[SEDONA-142] Add ST_Collect to Flink Catalog
Did you read the Contributor Guide?
-
Yes, I have read Contributor Rules and Contributor Development Guide
-
Yes.
Is this PR related to a JIRA ticket?
- Yes, the URL of the assoicated JIRA ticket is https://issues.apache.org/jira/browse/SEDONA-142. The PR name follows the format
[SEDONA-142] Add ST_Collect to Flink Catalog.
I actually created to JIRA tickets by accident (SEDONA-141). One could/should be deleted. Sorry for that.
What changes were proposed in this PR?
This is the first attempt to add ST_Collect aggregation to the flink api.

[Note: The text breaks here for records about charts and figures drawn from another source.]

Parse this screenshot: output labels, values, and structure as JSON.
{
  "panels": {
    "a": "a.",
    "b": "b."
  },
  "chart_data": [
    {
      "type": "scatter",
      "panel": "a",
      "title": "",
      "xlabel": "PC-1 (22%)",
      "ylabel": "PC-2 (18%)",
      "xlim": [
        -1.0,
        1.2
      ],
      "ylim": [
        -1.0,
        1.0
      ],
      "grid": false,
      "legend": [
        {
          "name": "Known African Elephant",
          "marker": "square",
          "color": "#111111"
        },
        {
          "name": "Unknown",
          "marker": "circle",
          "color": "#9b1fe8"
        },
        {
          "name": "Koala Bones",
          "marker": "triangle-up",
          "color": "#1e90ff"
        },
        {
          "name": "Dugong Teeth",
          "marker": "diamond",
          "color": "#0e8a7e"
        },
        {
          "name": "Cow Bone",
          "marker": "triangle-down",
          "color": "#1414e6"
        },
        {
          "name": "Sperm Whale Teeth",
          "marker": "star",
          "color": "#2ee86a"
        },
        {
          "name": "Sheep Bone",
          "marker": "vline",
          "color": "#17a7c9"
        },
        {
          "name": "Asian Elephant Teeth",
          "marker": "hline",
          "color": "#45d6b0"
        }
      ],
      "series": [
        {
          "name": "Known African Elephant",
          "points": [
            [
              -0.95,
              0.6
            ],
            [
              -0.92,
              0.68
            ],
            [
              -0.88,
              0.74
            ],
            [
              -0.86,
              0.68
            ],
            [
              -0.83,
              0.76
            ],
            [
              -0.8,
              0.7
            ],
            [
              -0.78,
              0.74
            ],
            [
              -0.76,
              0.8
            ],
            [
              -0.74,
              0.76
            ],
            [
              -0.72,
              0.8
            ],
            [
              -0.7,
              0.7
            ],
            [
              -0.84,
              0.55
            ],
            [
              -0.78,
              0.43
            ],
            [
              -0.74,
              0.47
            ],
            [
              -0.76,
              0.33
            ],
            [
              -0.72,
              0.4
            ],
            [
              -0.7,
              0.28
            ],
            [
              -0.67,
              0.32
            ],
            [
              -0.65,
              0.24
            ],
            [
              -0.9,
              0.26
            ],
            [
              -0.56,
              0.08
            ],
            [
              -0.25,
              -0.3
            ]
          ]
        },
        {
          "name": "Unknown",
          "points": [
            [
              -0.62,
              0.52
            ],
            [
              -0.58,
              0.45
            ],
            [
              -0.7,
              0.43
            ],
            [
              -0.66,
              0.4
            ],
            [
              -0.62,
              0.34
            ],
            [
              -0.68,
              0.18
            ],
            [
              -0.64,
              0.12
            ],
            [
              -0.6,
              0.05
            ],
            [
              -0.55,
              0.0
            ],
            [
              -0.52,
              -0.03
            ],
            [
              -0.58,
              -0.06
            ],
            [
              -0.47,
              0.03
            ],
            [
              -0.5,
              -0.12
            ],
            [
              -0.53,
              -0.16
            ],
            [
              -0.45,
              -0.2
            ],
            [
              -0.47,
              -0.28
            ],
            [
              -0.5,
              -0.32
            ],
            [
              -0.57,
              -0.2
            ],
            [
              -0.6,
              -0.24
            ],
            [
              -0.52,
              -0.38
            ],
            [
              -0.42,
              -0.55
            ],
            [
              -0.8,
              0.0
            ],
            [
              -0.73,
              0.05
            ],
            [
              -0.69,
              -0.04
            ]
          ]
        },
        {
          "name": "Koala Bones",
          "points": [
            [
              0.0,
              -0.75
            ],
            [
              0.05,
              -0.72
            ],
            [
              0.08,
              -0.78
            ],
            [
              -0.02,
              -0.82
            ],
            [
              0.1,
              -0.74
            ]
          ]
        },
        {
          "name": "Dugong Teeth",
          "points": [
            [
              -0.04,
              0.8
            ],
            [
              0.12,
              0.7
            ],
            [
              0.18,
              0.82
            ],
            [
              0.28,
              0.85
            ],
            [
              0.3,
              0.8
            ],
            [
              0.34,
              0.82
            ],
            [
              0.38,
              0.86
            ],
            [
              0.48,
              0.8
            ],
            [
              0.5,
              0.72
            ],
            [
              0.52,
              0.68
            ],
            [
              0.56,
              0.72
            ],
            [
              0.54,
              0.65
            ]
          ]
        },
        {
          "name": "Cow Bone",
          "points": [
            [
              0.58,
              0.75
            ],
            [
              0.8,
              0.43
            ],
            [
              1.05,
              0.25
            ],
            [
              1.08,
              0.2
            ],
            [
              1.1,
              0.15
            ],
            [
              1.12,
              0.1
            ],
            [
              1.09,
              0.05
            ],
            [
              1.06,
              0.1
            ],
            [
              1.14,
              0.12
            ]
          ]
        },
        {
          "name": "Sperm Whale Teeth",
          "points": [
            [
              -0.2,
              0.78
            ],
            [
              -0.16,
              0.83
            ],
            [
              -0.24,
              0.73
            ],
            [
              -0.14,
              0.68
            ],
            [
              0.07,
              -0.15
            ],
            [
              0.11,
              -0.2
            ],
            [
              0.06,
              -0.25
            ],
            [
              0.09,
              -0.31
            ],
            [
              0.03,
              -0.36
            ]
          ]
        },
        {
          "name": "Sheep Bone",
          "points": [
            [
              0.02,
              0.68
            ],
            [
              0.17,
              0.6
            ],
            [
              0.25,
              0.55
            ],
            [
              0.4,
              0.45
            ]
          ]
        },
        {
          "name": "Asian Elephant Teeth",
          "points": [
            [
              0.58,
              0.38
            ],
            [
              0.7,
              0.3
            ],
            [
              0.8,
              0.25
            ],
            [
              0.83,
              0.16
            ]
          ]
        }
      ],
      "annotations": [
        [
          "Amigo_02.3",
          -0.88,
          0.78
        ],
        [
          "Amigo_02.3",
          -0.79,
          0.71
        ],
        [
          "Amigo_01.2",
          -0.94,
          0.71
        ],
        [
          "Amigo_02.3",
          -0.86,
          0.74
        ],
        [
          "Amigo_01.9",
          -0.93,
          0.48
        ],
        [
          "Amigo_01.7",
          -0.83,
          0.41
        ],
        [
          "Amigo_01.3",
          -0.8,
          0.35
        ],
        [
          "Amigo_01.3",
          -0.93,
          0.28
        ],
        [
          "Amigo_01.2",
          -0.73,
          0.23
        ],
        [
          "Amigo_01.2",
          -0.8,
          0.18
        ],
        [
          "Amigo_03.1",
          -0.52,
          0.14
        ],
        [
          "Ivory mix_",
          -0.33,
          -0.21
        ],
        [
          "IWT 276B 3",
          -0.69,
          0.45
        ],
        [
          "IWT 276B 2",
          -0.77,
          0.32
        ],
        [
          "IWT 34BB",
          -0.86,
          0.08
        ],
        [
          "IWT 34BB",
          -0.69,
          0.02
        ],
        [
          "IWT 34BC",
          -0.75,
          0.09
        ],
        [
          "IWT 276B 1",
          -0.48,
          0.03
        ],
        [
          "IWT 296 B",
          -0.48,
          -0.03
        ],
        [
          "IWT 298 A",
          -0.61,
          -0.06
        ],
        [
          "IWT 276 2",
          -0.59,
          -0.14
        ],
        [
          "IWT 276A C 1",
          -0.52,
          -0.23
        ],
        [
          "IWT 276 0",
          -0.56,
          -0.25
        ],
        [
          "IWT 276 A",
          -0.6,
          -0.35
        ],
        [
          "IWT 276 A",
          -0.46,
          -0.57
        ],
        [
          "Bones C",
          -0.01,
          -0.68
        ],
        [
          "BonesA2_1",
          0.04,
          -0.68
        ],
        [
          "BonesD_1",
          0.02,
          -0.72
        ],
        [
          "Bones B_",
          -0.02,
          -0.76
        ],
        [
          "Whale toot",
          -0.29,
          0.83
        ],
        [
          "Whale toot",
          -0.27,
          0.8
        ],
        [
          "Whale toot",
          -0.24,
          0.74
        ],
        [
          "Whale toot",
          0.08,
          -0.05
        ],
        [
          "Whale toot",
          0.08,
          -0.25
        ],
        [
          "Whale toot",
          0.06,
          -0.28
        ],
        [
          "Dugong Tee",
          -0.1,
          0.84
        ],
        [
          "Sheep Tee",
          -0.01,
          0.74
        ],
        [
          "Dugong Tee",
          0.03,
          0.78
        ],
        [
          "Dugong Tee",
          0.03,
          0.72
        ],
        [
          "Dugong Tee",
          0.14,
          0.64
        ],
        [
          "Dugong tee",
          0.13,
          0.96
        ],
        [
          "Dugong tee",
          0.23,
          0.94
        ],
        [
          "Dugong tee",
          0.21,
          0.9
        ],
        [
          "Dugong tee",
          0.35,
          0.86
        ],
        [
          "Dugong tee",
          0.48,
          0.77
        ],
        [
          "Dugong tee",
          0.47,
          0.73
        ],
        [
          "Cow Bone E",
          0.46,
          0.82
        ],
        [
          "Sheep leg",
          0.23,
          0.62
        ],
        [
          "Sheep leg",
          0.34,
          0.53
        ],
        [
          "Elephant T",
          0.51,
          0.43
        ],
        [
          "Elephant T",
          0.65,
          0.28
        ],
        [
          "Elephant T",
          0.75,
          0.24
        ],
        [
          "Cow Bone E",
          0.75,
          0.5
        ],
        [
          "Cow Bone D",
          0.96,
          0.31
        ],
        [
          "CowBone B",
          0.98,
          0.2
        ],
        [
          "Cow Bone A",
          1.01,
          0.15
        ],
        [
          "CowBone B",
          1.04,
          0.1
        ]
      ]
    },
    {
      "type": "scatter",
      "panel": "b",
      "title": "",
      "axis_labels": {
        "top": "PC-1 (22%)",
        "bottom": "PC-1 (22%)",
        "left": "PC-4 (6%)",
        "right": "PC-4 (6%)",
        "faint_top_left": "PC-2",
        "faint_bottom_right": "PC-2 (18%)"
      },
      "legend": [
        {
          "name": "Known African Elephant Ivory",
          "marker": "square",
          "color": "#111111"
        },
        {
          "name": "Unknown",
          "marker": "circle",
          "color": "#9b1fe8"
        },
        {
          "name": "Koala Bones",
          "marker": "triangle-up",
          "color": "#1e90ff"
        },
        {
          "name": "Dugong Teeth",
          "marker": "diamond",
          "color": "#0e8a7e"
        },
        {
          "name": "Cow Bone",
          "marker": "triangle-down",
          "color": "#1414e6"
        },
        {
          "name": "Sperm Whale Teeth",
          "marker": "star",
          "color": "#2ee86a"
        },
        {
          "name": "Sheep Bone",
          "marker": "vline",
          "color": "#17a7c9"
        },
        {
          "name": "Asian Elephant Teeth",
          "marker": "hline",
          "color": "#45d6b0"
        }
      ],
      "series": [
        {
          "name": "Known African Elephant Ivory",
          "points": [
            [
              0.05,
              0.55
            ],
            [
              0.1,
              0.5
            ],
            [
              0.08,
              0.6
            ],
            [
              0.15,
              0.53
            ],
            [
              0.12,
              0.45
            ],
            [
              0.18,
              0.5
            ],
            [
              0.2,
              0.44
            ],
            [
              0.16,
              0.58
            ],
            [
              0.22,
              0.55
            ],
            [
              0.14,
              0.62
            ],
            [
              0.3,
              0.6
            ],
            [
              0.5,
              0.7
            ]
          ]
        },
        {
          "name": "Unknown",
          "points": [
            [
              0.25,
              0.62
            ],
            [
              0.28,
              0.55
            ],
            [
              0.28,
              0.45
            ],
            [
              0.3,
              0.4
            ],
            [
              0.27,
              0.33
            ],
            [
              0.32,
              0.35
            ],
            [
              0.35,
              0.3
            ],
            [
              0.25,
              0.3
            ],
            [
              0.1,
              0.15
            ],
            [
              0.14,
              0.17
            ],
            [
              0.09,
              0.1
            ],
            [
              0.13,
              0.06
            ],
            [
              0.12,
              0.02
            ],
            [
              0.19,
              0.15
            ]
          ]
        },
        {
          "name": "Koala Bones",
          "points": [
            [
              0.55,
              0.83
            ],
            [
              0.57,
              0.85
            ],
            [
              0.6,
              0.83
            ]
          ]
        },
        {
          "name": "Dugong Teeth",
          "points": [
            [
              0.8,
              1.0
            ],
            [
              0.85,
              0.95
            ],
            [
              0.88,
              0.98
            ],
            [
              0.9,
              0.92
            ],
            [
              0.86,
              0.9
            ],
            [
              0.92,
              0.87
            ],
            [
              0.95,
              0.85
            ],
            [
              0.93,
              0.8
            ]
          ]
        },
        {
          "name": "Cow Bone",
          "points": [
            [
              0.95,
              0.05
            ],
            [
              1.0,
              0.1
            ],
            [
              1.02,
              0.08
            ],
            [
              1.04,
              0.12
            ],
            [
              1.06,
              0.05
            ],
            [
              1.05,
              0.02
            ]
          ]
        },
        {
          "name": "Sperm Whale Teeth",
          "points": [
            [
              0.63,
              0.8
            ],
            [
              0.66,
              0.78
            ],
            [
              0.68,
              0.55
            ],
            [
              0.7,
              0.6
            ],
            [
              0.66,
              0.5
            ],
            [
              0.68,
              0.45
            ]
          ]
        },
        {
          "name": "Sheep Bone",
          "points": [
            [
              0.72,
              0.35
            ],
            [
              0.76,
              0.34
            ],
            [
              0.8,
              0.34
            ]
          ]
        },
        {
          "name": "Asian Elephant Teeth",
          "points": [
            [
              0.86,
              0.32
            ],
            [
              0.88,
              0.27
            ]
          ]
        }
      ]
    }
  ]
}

How was this patch tested?
In progress For myself I only tested aggregations with group by. I guess it would be necessary to test window/over aggregations as well. Does anyone have specific data/queries for these in mind?
Did this PR include necessary documentation updates?
Currently not.
In advance this pull request is mainly done to discuss if this is a feasible approach to implement ST_Collect. The PR would have to be cleaned up (split up), tests would need to be added and it would need to be documented.
I basically took the Internal Collect Aggregator from flink-table and adjusted it's types, letting it return a GeometryCollection. The getTypeInference needs to be overriden otherwise reflection fails for the mapview / selecting the right serializer fails. One Problem is/was that this function is not instantiated from a BuiltInFunctionDefinition/, so it is not possible to implement it as BuiltInAggregateFunction and let it pass a SpecializedFunction.SpecializedContext to its constructor. And flinks collect function is constructed through its AggFunctionFactory which also passes the argType. So I needed to pass the Datatype for the geometry manually when constructing and adding it to the catalog, therefore needing a util function in the registrator.
If needed I add separate prs to ST_MakeValid which is an almost 1-t port/copy from the spark version, and the ST_Intersection, ST_Difference which just wrap the jts locationtech functions.
Thanks for your contribution. I have a much neat implementation of spatial aggregation in Flink using the UDAF api. It has been there for a while and I just forgot to create a PR.
I will create a new PR in one or two days. Then you can follow my implementation to tweak your ST_Collect a bit.
Thanks for your contribution. I have a much neat implementation of spatial aggregation in Flink using the UDAF api. It has been there for a while and I just forgot to create a PR.
I will create a new PR in one or two days. Then you can follow my implementation to tweak your ST_Collect a bit.
Sounds good. As stated earlier this really just is a copy/minimal port of flinks built in CollectAggFunction with a different output type (GeometryCollection instead of a MultiSet<Geometry> ) using the AggregateFunction Interface instead of BuiltInAggregateFunction.
Please see PR #672 for the updates
Hi, sorry for the late response. I saw that this was marked as part of the milestone. Unfortunately time is limited for me right now and I am not able to work on this for the next 1-2 weeks. If there is a scheduled timeline for the release of 1.3, I guess this PR should not hold it back. If in the meantime someone else wants to improve this PR feel free to do so, otherwise I hopefully will be able to do this roughly until the beginning of October.